Two years ago the Moab Sun News published an article about “Ol’ Blackie”, an elderly mule that was roaming in Mill Creek. He had been seen by a number of people who became concerned about him and had contacted various authorities. The article referenced a letter that the owner of the mule had written to the Humane Society stating that: “There is nothing criminal in letting an old mule die a dignified, natural death in his own back yard. If it is a crime, then God help us all.
I found this comment to be quite alarming and I decided to try to find out more about the mule. I spoke to a longtime friend who has owned many mules throughout the years, who in fact, owned this same mule over 25 years ago. Based on his concern and my own, I informed the Grand County Sheriff’s Office that I was willing to foster or adopt the mule.

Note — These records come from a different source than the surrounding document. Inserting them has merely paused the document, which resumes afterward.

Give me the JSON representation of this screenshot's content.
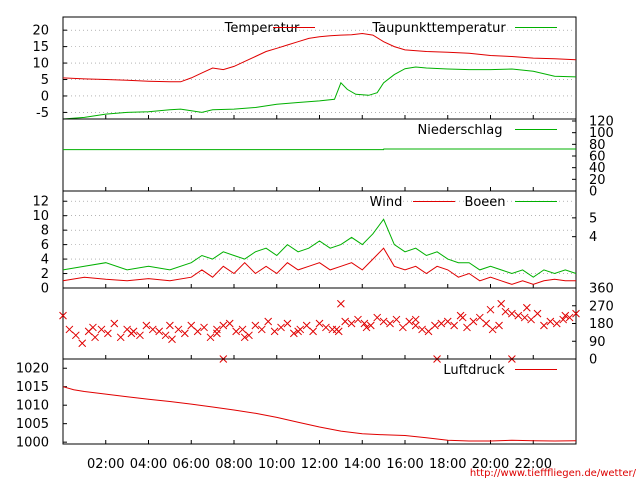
{
  "colors": {
    "red": "#e00000",
    "green": "#00b000",
    "grid": "#888888",
    "credit": "#dd0000"
  },
  "credit_text": "http://www.tiefffliegen.de/wetter/",
  "x_axis": {
    "range_hours": [
      0,
      24
    ],
    "ticks": [
      {
        "h": 2,
        "label": "02:00"
      },
      {
        "h": 4,
        "label": "04:00"
      },
      {
        "h": 6,
        "label": "06:00"
      },
      {
        "h": 8,
        "label": "08:00"
      },
      {
        "h": 10,
        "label": "10:00"
      },
      {
        "h": 12,
        "label": "12:00"
      },
      {
        "h": 14,
        "label": "14:00"
      },
      {
        "h": 16,
        "label": "16:00"
      },
      {
        "h": 18,
        "label": "18:00"
      },
      {
        "h": 20,
        "label": "20:00"
      },
      {
        "h": 22,
        "label": "22:00"
      }
    ]
  },
  "chart_data": [
    {
      "type": "line",
      "panel": "temperature",
      "ylim": [
        -7,
        24
      ],
      "yticks_left": [
        "20",
        "15",
        "10",
        "5",
        "0",
        "-5"
      ],
      "ytick_values": [
        20,
        15,
        10,
        5,
        0,
        -5
      ],
      "grid": true,
      "legend_placement": "top",
      "series": [
        {
          "name": "Temperatur",
          "color": "red",
          "x": [
            0,
            1,
            2,
            3,
            4,
            5,
            5.5,
            6,
            6.5,
            7,
            7.5,
            8,
            8.5,
            9,
            9.5,
            10,
            10.5,
            11,
            11.5,
            12,
            12.5,
            13,
            13.5,
            14,
            14.5,
            15,
            15.5,
            16,
            17,
            18,
            19,
            20,
            21,
            22,
            23,
            24
          ],
          "y": [
            5.5,
            5.2,
            5,
            4.8,
            4.5,
            4.3,
            4.3,
            5.5,
            7,
            8.5,
            8,
            9,
            10.5,
            12,
            13.5,
            14.5,
            15.5,
            16.5,
            17.5,
            18,
            18.3,
            18.5,
            18.6,
            19,
            18.5,
            16.5,
            15,
            14,
            13.5,
            13.3,
            13,
            12.3,
            12,
            11.5,
            11.3,
            11
          ]
        },
        {
          "name": "Taupunkttemperatur",
          "color": "green",
          "x": [
            0,
            1,
            2,
            3,
            4,
            5,
            5.5,
            6,
            6.5,
            7,
            8,
            9,
            10,
            11,
            12,
            12.7,
            13,
            13.3,
            13.7,
            14.3,
            14.7,
            15,
            15.5,
            16,
            16.5,
            17,
            18,
            19,
            20,
            21,
            22,
            23,
            24
          ],
          "y": [
            -7,
            -6.5,
            -5.5,
            -5,
            -4.8,
            -4.2,
            -4,
            -4.5,
            -5,
            -4.2,
            -4,
            -3.5,
            -2.5,
            -2,
            -1.5,
            -1,
            4,
            2,
            0.5,
            0.2,
            1,
            4,
            6.5,
            8.3,
            8.8,
            8.5,
            8.2,
            8,
            8,
            8.2,
            7.5,
            6,
            5.8
          ]
        }
      ]
    },
    {
      "type": "line",
      "panel": "precipitation",
      "ylim": [
        0,
        120
      ],
      "yticks_right": [
        "120",
        "100",
        "80",
        "60",
        "40",
        "20",
        "0"
      ],
      "ytick_values": [
        120,
        100,
        80,
        60,
        40,
        20,
        0
      ],
      "grid": false,
      "legend_placement": "top-right",
      "series": [
        {
          "name": "Niederschlag",
          "color": "green",
          "x": [
            0,
            15,
            15.01,
            24
          ],
          "y": [
            71,
            71,
            72,
            72
          ]
        }
      ]
    },
    {
      "type": "line",
      "panel": "wind",
      "ylim": [
        0,
        13
      ],
      "yticks_left": [
        "12",
        "10",
        "8",
        "6",
        "4",
        "2",
        "0"
      ],
      "ytick_values": [
        12,
        10,
        8,
        6,
        4,
        2,
        0
      ],
      "yticks_right": [
        "5",
        "4"
      ],
      "ytick_right_values": [
        9.7,
        7.1
      ],
      "grid": true,
      "legend_placement": "top-right",
      "series": [
        {
          "name": "Wind",
          "color": "red",
          "x": [
            0,
            1,
            2,
            3,
            4,
            5,
            6,
            6.5,
            7,
            7.5,
            8,
            8.5,
            9,
            9.5,
            10,
            10.5,
            11,
            11.5,
            12,
            12.5,
            13,
            13.5,
            14,
            14.5,
            15,
            15.5,
            16,
            16.5,
            17,
            17.5,
            18,
            18.5,
            19,
            19.5,
            20,
            20.5,
            21,
            21.5,
            22,
            22.5,
            23,
            23.5,
            24
          ],
          "y": [
            1,
            1.5,
            1.2,
            1,
            1.3,
            1,
            1.5,
            2.5,
            1.5,
            3,
            2,
            3.5,
            2,
            3,
            2,
            3.5,
            2.5,
            3,
            3.5,
            2.5,
            3,
            3.5,
            2.5,
            4,
            5.5,
            3,
            2.5,
            3,
            2,
            3,
            2.5,
            1.5,
            2,
            1,
            1.5,
            1,
            0.5,
            1,
            0.5,
            1,
            1.2,
            1,
            1
          ]
        },
        {
          "name": "Boeen",
          "color": "green",
          "x": [
            0,
            1,
            2,
            3,
            4,
            5,
            6,
            6.5,
            7,
            7.5,
            8,
            8.5,
            9,
            9.5,
            10,
            10.5,
            11,
            11.5,
            12,
            12.5,
            13,
            13.5,
            14,
            14.5,
            15,
            15.5,
            16,
            16.5,
            17,
            17.5,
            18,
            18.5,
            19,
            19.5,
            20,
            20.5,
            21,
            21.5,
            22,
            22.5,
            23,
            23.5,
            24
          ],
          "y": [
            2.5,
            3,
            3.5,
            2.5,
            3,
            2.5,
            3.5,
            4.5,
            4,
            5,
            4.5,
            4,
            5,
            5.5,
            4.5,
            6,
            5,
            5.5,
            6.5,
            5.5,
            6,
            7,
            6,
            7.5,
            9.5,
            6,
            5,
            5.5,
            4.5,
            5,
            4,
            3.5,
            3.5,
            2.5,
            3,
            2.5,
            2,
            2.5,
            1.5,
            2.5,
            2,
            2.5,
            2
          ]
        }
      ]
    },
    {
      "type": "scatter",
      "panel": "wind_direction",
      "ylim": [
        0,
        360
      ],
      "yticks_right": [
        "360",
        "270",
        "180",
        "90",
        "0"
      ],
      "ytick_values": [
        360,
        270,
        180,
        90,
        0
      ],
      "grid": false,
      "series": [
        {
          "color": "red",
          "marker": "x",
          "x": [
            0,
            0.3,
            0.6,
            0.9,
            1.2,
            1.5,
            1.8,
            2.1,
            2.4,
            2.7,
            3,
            3.3,
            3.6,
            3.9,
            4.2,
            4.5,
            4.8,
            5.1,
            5.4,
            5.7,
            6,
            6.3,
            6.6,
            6.9,
            7.2,
            7.5,
            7.8,
            8.1,
            8.4,
            8.7,
            9,
            9.3,
            9.6,
            9.9,
            10.2,
            10.5,
            10.8,
            11.1,
            11.4,
            11.7,
            12,
            12.3,
            12.6,
            12.9,
            13.2,
            13.5,
            13.8,
            14.1,
            14.4,
            14.7,
            15,
            15.3,
            15.6,
            15.9,
            16.2,
            16.5,
            16.8,
            17.1,
            17.4,
            17.7,
            18,
            18.3,
            18.6,
            18.9,
            19.2,
            19.5,
            19.8,
            20.1,
            20.4,
            20.7,
            21,
            21.3,
            21.6,
            21.9,
            22.2,
            22.5,
            22.8,
            23.1,
            23.4,
            23.7,
            24,
            1.4,
            3.2,
            5,
            7.2,
            8.5,
            11,
            12.8,
            14.2,
            16.5,
            18.7,
            20,
            21.7,
            23.5,
            17.5,
            21,
            13,
            7.5,
            20.5
          ],
          "y": [
            220,
            150,
            120,
            80,
            140,
            110,
            150,
            130,
            180,
            110,
            150,
            140,
            120,
            170,
            150,
            140,
            120,
            100,
            150,
            130,
            170,
            140,
            160,
            110,
            130,
            170,
            180,
            140,
            150,
            120,
            170,
            150,
            190,
            140,
            160,
            180,
            130,
            150,
            170,
            140,
            180,
            160,
            150,
            140,
            190,
            180,
            200,
            180,
            170,
            210,
            190,
            180,
            200,
            160,
            190,
            170,
            150,
            140,
            170,
            180,
            190,
            170,
            220,
            160,
            190,
            210,
            180,
            150,
            170,
            240,
            230,
            220,
            210,
            200,
            230,
            170,
            190,
            180,
            200,
            210,
            230,
            160,
            130,
            170,
            150,
            110,
            140,
            150,
            160,
            200,
            210,
            250,
            260,
            220,
            0,
            0,
            280,
            0,
            280
          ]
        }
      ]
    },
    {
      "type": "line",
      "panel": "pressure",
      "ylim": [
        999.5,
        1022.5
      ],
      "yticks_left": [
        "1020",
        "1015",
        "1010",
        "1005",
        "1000"
      ],
      "ytick_values": [
        1020,
        1015,
        1010,
        1005,
        1000
      ],
      "grid": false,
      "legend_placement": "top-right",
      "series": [
        {
          "name": "Luftdruck",
          "color": "red",
          "x": [
            0,
            0.5,
            1,
            2,
            3,
            4,
            5,
            6,
            7,
            8,
            9,
            10,
            11,
            12,
            13,
            14,
            15,
            16,
            17,
            18,
            19,
            20,
            21,
            22,
            23,
            24
          ],
          "y": [
            1015,
            1014.2,
            1013.7,
            1013,
            1012.3,
            1011.6,
            1011,
            1010.3,
            1009.5,
            1008.7,
            1007.8,
            1006.7,
            1005.4,
            1004.1,
            1003,
            1002.3,
            1002,
            1001.8,
            1001.2,
            1000.5,
            1000.3,
            1000.3,
            1000.5,
            1000.4,
            1000.3,
            1000.4
          ]
        }
      ]
    }
  ]
}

About two months ago Old Blackie, now called Muley (Moo-lee), was able to navigate his way out of the canyon and was seen walking down Murphy Lane. Eventually Muley was picked up and quarantined at the Spanish Trail Arena. On May 20th, Muley hopped into my horse trailer and moved to his new home. He is a delightful little guy, only being the size of an average donkey. When he first arrived, he was a bag of bones, covered with skin. The word Dachau came to mind every time that I looked at him. His fur was red, like a child suffering from kwashiorkor. For those of you who do not know that term, it is when hair turns red due to a lack of protein. In just matter of weeks, Muley has probably gained 50-75 pounds. He has shed all of the red fur and he is now has a shiney black coat. He calls to me in the morning and evening to make sure that I have not forgotten to feed him. When I walk out to his pen, he trots over to greet me. After receiving proper food and care, he is now pain free and healthy.
Animals are expensive and it requires effort to keep them in good health. When we can no longer afford to care for our animals, either because of finances or our own health, it is our responsibly to find appropriate options for them. New homes need to be located or animals need to be euthanized when they are sick or in chronic pain. Allowing an animal to starve to death is not a humane option. Muley may only have a short time left, but he is now a happy little mule.